* USD/JPY touches one-month low, threatens chart support
* USD under pressure ahead of Fed meeting
* Market suspicious Fed may try to bolster dovish forward guidance
* Plenty of event risk ahead with ECB and BoE meeting, major data
TOKYO, July 29 The dollar slumped to a one-month low against the yen on expectations that the Federal Reserve will affirm at its monetary policy meeting this week that it intends to keep interest rates low for an extended period.
The dollar index, which shed 1.2 percent last week for its third straight weekly loss, is holding just above a key chart support, a break of which could spur more loss-cutting in holiday-thinned trade.
The yen was the biggest mover in Asian trade, with the dollar/yen falling 0.5 percent to 97.80 yen, having fallen as low as 97.635, its lowest since late June.
A big fall in Japanese shares prices is also prompting some accounts, such as algorithm players, to automatically sell the dollar/yen, which has had high correlation with the Nikkei share average ever since Japanese Prime Minister Shinzo Abe pledged to adopt a bold strategy to end deflation.
The Nikkei is falling partly because a stronger yen hurts Japanese exporters. But the relationship between the two assets is complicated because a fall in shares could spark rally in yen as well. Makoto Noji, senior strategist at SMBC Nikko, said that would be understandable considering that rise in share prices could raise inflation expectations.
Years of deflation has made the yen a relatively strong currency until Abe came to power late last year, pledging to end deflation.
"The yen seems to be moving on its own factor, namely the fall in the Nikkei." Noji said.
The Nikkei fell 2.3 percent to a four-week low.
The dollar has an important support around 97.50 yen from the bottom of Ichimoku cloud, a break of which would send a strong bearish signal.
The dollar was also under pressure broadly ahead of a two-day policy meeting by the Federal Reserve starting on Tuesday.
JPMorgan strategist John Norman said an article in the Wall Street Journal last week had suggested the Fed would consider changing its forward guidance in an attempt to convince markets that rates will stay near zero for a long time to come even if it does begin tapering asset buying.
"The article has raised the risk that the meeting outcome will be more dovish than originally anticipated," said Norman.
Against this backdrop, the dollar index fell to as low as 81.506, its lowest level since June 20.
It has important supports around 81.50 from its 200-day moving average as well as 76.4 percent retracement of its rally from mid-June to early July.
Apart from the Fed, this week will be a busy week for central banks with both Bank of England and European Central Bank holding policy meetings.
"Our base case is for no significant changes at each of these meetings, but the tail risks around the events have certainly increased, particularly for the FOMC and the BoE," said JPMorgan's Norman.
The BoE and ECB are expected to repeat or refine their respective versions of "forward guidance" that policy will stay loose for an extended period.
The euro was hovering at $1.3293, just below a five-week peak of $1.32975 hit on Friday.

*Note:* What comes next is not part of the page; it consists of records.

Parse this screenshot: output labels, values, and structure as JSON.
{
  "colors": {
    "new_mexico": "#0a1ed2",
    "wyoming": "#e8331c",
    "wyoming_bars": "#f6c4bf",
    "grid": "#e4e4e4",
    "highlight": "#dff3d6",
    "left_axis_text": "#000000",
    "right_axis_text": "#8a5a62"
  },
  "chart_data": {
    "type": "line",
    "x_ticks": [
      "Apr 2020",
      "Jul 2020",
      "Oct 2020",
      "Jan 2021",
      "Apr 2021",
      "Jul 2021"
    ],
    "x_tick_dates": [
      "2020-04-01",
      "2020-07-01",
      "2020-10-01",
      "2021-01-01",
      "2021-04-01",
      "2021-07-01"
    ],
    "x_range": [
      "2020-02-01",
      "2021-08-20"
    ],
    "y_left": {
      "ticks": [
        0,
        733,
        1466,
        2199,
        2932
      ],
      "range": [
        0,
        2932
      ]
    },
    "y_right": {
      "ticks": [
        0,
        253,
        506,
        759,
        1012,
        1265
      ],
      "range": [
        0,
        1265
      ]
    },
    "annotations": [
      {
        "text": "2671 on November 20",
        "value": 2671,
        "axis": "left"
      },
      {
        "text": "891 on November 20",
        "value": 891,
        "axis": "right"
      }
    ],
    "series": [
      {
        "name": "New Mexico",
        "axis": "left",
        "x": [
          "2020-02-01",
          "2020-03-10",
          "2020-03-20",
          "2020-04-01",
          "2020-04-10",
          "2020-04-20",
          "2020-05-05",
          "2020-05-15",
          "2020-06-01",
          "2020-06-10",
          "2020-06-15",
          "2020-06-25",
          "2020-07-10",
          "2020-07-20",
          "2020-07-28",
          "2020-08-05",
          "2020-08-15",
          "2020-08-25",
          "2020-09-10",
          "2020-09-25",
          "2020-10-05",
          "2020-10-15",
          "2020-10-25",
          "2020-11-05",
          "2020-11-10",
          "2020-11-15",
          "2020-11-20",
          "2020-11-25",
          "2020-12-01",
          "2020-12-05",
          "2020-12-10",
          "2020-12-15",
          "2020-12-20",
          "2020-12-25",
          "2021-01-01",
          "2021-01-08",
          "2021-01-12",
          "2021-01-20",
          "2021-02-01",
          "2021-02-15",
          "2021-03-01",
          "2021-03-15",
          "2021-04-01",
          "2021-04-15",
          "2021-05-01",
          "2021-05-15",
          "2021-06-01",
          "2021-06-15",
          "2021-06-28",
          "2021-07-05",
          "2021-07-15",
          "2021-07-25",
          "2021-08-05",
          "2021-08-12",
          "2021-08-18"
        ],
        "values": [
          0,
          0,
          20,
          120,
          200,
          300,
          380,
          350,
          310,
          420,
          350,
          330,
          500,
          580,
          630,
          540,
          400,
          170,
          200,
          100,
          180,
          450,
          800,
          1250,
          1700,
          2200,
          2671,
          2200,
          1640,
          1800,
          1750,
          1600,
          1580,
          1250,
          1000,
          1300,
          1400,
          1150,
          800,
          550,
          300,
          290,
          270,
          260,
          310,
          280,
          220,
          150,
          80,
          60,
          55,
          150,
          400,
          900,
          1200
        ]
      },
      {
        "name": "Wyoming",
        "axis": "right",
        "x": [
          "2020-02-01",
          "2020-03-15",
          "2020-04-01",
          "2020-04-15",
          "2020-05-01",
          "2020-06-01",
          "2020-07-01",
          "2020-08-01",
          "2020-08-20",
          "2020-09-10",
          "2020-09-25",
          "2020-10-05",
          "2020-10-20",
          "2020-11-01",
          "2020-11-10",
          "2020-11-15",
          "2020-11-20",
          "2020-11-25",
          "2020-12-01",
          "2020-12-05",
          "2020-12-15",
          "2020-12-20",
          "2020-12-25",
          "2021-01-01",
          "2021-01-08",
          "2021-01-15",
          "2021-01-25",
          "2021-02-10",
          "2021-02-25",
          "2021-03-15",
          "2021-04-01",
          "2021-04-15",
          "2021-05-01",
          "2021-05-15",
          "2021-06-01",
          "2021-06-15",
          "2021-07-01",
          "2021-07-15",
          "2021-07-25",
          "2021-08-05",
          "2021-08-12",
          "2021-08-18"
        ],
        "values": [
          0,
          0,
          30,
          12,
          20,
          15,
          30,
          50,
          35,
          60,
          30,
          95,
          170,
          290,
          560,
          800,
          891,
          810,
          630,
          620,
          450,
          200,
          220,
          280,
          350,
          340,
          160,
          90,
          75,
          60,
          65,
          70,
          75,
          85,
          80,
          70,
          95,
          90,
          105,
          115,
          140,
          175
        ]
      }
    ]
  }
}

Option barriers blocked the way around $1.3300 while the next major chart target was the mid-June high of $1.3415.
The market is also bracing for a raft of major economic data including manufacturing data from China and U.S. growth and jobs figures this week.
The advance reading of U.S. gross domestic product (GDP) for the second quarter on Wednesday is expected to show annualised growth of just 1 percent.
The data will also be subject to major benchmark revisions, the first since July 2009, which could raise the level of GDP and perhaps change the past pace of growth.
Thursday sees a range of manufacturing data from around the world, starting with the official China PMI. The market is braced for a dip under 50 and a weak result will only heighten fears of a hard landing for the world's second largest economy as it struggles with a loss of momentum in growth.
Friday features the influential U.S. payrolls report with forecasts favouring a rise of 185,000 for July and a dip in the jobless rate to 7.5 percent.
A strong report would support the case for the Fed to start rolling back its stimulus in September and so underpin the dollar.